At the Y

Class Audit: A Better Disciple


After weeks of studying Jewish history, the Abrahamic Covenant, and Messianic expectations, the class turns to the New Testament and Christ’s stilling of the storm. Students jot down ancient scripture professor Gaye Strathearn’s (BA ’91, MA ’92) insight that Matthew alone uses the word tempest in his account. Tempest, in Greek, is seismos, she says; Matthew is likely referring to earthquakes.

Being a disciple of Christ isn’t always convenient, she continues. Perhaps Matthew is even suggesting that sometimes, disciples encounter seismic-like experiences in their own lives. However, she emphasizes that “safety is in the ship, because that’s where the Savior is.”

“What are you willing to pay to get into the ship?” she asks, staring down at her students over rectangular spectacles.

Student Kylie M. Hirschi (’17) says Strathearn’s lessons often leave her feeling “empowered, . . . ready to recommit to being a disciple.”

That was the BYU Religious Education faculty’s hope for this new course, Jesus Christ and the Everlasting Gospel: helping students come to know and become better disciples of Him.

It is one of the four new religion courses that, as of fall 2015, make up BYU’s cornerstone curriculum—the religion classes every BYU student takes.
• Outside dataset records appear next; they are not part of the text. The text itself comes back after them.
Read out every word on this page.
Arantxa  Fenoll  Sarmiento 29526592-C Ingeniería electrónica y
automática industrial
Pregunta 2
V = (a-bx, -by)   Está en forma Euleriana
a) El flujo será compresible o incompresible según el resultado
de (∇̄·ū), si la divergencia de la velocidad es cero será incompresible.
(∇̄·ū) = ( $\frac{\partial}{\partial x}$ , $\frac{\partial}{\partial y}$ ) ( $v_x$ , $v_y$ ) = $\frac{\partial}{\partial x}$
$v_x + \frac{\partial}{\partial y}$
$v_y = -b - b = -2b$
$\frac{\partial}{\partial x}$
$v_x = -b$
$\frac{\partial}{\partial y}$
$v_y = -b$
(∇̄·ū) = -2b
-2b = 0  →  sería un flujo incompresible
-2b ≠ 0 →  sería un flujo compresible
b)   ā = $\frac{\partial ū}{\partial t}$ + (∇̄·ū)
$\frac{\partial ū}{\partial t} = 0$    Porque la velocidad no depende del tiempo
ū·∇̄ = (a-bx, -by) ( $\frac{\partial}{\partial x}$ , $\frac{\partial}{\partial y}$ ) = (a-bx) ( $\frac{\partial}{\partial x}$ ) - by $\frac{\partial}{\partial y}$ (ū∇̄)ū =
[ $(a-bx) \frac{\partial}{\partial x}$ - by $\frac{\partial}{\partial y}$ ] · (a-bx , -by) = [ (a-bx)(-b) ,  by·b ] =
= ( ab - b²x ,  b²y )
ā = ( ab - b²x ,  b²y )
Previously, students were required to take Book of Mormon, Doctrine and Covenants, and New Testament classes.

These new core classes, topical in scope, tap the entire LDS scriptural cannon for lesson material. In other words, according to Strathearn, Jesus Christ and the Everlasting Gospel looks at Christ “big picture.”

Rembrandt van Rijn, Christ Preaching (La Petite Tombe), 1652
Rembrandt van Rijn, Christ Preaching (La Petite Tombe), 1652, etching and drypoint, 6 x 8 inches, BYU Museum of Art, purchase/gift of the Mahonri M. Young Estate

“What we’re doing is tripling the amount of stuff that we would do in a gospels account,” Strathearn says, admitting that doing so can come at the expense of certain beloved scriptures. Still, she strives to delve deep into the scriptures’ historical and linguistic context—always coming back to the same question: “Who is Jesus?”

“In some ways they’re getting to know Jesus even better than if they just took the New Testament class,” says ancient scripture professor Eric D. Huntsman (BA ’90), one of the BYU faculty leaders who helped develop the new curriculum for use at BYU. Objectives for the course include learning about “Jesus Christ and His roles as the Son of God, the Savior of the world, and the central figure of the Father’s plan of salvation.” Huntsman says “the goal is to know the real Jesus” as students make connections across the standard works.

The course will continue to evolve as professors refine it for today’s students—who they think, with the missionary-age change and increased seminary expectations, may come to BYU with a stronger foundation in the scriptures.

Ancient scripture professor Matthew J. Grey (BA ’03), who is working with Huntsman in developing the course, also emphasizes that “we’re now living in the information age,” in which students grapple with questions that arise from the media and Internet. The new courses, he hopes, bear today’s landscape in mind. “The whole purpose of the new curriculum is to update for the needs of the students,” he says, “to help [them] develop a deeper testimony of Jesus, a greater faith in Jesus, and a more mature discipleship.”